Hardware Constraints and Capabilities

The physical dimensions ( ) are not arbitrary. You must query VkPhysicalDeviceCooperativeMatrixPropertiesKHR to find supported combinations.

  • Subgroup Size: On NVIDIA, these units typically expect a subgroup size of 32. On AMD, it might be 64. Using the wrong subgroup size in your [numthreads] will result in a failure to initialize the cooperative matrix types.
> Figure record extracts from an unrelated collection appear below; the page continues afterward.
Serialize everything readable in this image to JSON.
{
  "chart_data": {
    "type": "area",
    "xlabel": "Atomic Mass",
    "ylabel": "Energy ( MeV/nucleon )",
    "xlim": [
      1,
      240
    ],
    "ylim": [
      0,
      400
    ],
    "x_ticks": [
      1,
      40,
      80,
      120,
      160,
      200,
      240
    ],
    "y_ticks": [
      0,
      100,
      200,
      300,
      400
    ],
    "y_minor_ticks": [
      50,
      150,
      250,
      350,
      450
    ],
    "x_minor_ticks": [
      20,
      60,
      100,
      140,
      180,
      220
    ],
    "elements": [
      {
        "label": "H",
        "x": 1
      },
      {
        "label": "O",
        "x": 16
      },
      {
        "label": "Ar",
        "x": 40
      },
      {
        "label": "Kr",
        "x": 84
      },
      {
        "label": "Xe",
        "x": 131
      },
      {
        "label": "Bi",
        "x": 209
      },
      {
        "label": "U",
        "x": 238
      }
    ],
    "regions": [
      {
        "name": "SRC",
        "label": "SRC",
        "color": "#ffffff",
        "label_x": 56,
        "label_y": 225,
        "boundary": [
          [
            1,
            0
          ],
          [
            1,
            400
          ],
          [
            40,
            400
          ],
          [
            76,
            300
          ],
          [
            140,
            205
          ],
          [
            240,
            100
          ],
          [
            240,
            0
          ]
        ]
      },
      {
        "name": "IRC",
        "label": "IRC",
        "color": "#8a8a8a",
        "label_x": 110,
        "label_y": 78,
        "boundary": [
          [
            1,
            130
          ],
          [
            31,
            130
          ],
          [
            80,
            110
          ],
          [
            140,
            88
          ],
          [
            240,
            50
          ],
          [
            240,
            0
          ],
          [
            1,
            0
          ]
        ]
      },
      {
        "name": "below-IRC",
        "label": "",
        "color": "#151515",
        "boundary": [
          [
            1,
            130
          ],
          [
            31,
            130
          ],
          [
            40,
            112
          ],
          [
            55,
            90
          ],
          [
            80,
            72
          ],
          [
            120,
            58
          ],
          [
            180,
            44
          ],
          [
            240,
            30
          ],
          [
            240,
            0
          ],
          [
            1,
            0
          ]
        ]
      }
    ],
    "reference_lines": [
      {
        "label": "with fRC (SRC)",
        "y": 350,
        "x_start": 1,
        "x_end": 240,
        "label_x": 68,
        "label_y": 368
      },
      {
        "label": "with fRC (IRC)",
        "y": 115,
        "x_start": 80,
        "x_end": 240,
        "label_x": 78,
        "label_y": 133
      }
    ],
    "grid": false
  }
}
This matters even more on mobile: a growing number of Arm and Qualcomm parts expose VK_KHR_cooperative_matrix for on-device ML, but their subgroup sizes differ from desktop, so always query the supported configurations rather than copying a desktop value (see Compute on Android).
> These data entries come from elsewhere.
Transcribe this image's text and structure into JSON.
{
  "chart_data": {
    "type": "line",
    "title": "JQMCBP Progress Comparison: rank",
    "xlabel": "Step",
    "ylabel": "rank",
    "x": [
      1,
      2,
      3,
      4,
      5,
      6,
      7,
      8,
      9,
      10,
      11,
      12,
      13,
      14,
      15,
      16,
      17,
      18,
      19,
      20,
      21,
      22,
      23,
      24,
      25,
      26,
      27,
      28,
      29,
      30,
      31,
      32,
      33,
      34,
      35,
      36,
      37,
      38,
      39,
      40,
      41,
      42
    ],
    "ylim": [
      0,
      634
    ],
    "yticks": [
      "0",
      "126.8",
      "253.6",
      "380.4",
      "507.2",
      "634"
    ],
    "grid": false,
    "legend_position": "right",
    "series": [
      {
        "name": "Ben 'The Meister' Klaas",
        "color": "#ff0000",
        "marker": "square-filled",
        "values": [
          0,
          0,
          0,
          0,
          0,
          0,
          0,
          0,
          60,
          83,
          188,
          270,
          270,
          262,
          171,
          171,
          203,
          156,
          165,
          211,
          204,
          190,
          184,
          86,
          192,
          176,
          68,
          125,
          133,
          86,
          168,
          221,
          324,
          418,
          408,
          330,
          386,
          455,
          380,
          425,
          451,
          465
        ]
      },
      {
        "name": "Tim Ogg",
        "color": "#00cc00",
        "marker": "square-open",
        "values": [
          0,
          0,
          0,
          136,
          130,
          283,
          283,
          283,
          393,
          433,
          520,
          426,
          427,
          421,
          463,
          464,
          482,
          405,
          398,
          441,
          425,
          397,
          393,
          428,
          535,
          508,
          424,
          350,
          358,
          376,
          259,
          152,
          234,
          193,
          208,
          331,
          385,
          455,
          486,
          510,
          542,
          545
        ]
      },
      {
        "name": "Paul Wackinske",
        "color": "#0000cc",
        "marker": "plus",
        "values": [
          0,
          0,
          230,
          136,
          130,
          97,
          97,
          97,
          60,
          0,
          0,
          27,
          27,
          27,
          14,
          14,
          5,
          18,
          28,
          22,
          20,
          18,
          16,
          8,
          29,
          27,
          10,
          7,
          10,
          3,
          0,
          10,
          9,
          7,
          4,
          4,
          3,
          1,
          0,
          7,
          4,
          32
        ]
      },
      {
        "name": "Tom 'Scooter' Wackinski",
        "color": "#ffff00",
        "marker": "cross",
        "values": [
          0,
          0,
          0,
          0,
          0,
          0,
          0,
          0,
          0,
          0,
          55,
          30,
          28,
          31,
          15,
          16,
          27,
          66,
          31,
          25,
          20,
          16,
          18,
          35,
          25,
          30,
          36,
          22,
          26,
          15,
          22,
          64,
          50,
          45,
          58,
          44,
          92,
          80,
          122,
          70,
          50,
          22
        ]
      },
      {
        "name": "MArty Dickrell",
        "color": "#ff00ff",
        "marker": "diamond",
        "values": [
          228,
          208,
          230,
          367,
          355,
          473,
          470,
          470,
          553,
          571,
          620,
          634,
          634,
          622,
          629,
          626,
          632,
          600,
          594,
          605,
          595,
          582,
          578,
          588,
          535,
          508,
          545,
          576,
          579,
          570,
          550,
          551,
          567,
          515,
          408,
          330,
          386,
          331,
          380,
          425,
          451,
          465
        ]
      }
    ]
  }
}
  • Precision Trade-offs: It is standard practice to use float16 for the input matrices (A and B) to maximize throughput and save bandwidth, while using float32 for the accumulator (C and D). This "Mixed Precision GEMM" provides the best balance of speed and numerical stability.

  • Alignment: Memory addresses passed to .load() and .store() usually require specific alignment (e.g., 16 bytes). Loading from a misaligned address can lead to a device lost error.

By leveraging these specialized units, you can achieve throughput that is often an order of magnitude higher than what’s possible with standard floating-point units. This makes cooperative matrices essential for any performance-critical linear algebra on the GPU.